Considera-se caso suspeito todo indivíduo soropositivo para o HIV, que não se enquadre na definição de caso confirmado.

Contato

Parceiros (as) sexuais e filhos menores de um ano de idade, de casos confirmados de AIDS.

Grupos de Risco

Homossexuais masculinos, bissexuais masculinos, hemofílicos; receptores de transfusões de sangue ocorridas nos últimos seis anos, usuários de drogas injetáveis; parceiros (as) sexuais de pessoas pertencentes aos grupos de risco e filhos nascidos de mães soropositivas.

Críticas

Os interesses da sociedade são absolutamente superiores aos interesses individuais, e entre uns e outros deve-se estabelecer uma relação justa e harmônica. Engels.
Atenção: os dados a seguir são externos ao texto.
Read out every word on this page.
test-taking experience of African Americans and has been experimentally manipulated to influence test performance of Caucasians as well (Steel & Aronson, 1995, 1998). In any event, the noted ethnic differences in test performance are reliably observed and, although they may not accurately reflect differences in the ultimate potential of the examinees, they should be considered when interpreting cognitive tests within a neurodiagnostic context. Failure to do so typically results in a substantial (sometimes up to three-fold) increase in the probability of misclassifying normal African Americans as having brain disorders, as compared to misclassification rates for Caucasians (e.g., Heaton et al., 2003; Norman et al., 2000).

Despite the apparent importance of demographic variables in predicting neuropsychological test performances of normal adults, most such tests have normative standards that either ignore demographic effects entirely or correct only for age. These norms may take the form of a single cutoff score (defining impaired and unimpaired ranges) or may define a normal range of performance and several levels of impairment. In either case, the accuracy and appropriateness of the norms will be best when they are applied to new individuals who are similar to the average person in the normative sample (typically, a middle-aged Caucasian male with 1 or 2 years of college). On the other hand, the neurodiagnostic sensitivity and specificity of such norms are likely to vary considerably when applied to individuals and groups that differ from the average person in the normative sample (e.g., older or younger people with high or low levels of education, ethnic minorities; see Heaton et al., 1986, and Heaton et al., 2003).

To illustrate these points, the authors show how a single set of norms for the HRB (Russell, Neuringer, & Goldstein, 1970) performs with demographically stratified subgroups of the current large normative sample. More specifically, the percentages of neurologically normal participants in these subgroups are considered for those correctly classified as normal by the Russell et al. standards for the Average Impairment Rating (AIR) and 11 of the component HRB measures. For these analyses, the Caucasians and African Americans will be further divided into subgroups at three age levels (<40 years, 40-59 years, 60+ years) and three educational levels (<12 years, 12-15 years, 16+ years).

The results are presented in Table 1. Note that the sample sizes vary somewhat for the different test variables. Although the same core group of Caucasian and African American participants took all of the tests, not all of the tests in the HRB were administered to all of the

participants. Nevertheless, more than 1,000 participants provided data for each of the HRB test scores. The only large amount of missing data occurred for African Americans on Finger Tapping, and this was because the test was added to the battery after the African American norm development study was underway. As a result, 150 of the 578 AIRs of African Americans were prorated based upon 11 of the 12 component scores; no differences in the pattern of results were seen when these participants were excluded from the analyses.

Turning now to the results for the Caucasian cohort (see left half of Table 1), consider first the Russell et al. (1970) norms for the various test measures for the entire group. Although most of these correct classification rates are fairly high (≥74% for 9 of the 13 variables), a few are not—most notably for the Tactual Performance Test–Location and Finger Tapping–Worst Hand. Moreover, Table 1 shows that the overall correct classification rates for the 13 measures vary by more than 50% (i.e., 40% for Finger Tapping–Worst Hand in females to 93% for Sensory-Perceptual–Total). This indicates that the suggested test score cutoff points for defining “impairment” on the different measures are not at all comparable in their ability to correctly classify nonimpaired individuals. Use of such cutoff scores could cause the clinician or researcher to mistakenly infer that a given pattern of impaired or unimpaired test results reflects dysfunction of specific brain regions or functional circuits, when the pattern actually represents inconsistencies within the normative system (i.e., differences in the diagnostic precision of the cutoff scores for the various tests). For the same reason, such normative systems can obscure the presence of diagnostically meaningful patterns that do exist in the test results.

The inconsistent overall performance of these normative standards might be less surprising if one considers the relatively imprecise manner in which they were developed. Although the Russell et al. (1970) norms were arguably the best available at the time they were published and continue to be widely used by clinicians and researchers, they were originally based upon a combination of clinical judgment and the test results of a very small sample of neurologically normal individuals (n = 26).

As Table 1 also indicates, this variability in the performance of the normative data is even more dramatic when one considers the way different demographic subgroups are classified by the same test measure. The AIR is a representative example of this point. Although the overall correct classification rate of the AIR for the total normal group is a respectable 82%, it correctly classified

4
A desmitificação em torno da patologia da AIDS é um ponto relevante importante para o seu conhecimento, mas a indefinição de sua origem e a mutação do vírus nos deixam muito distantes de uma perspectiva otimista, na medida em que a realidade nos mostra que 50% dos portadores de HIV, possivelmente, desenvolverão a doença em até cinco anos, o que coloca o período de sobrevida do indivíduo infectado sempre aquém do prazo estimado pelos pesquisadores para possível descobrimento de uma vacina, que é de dez anos (25).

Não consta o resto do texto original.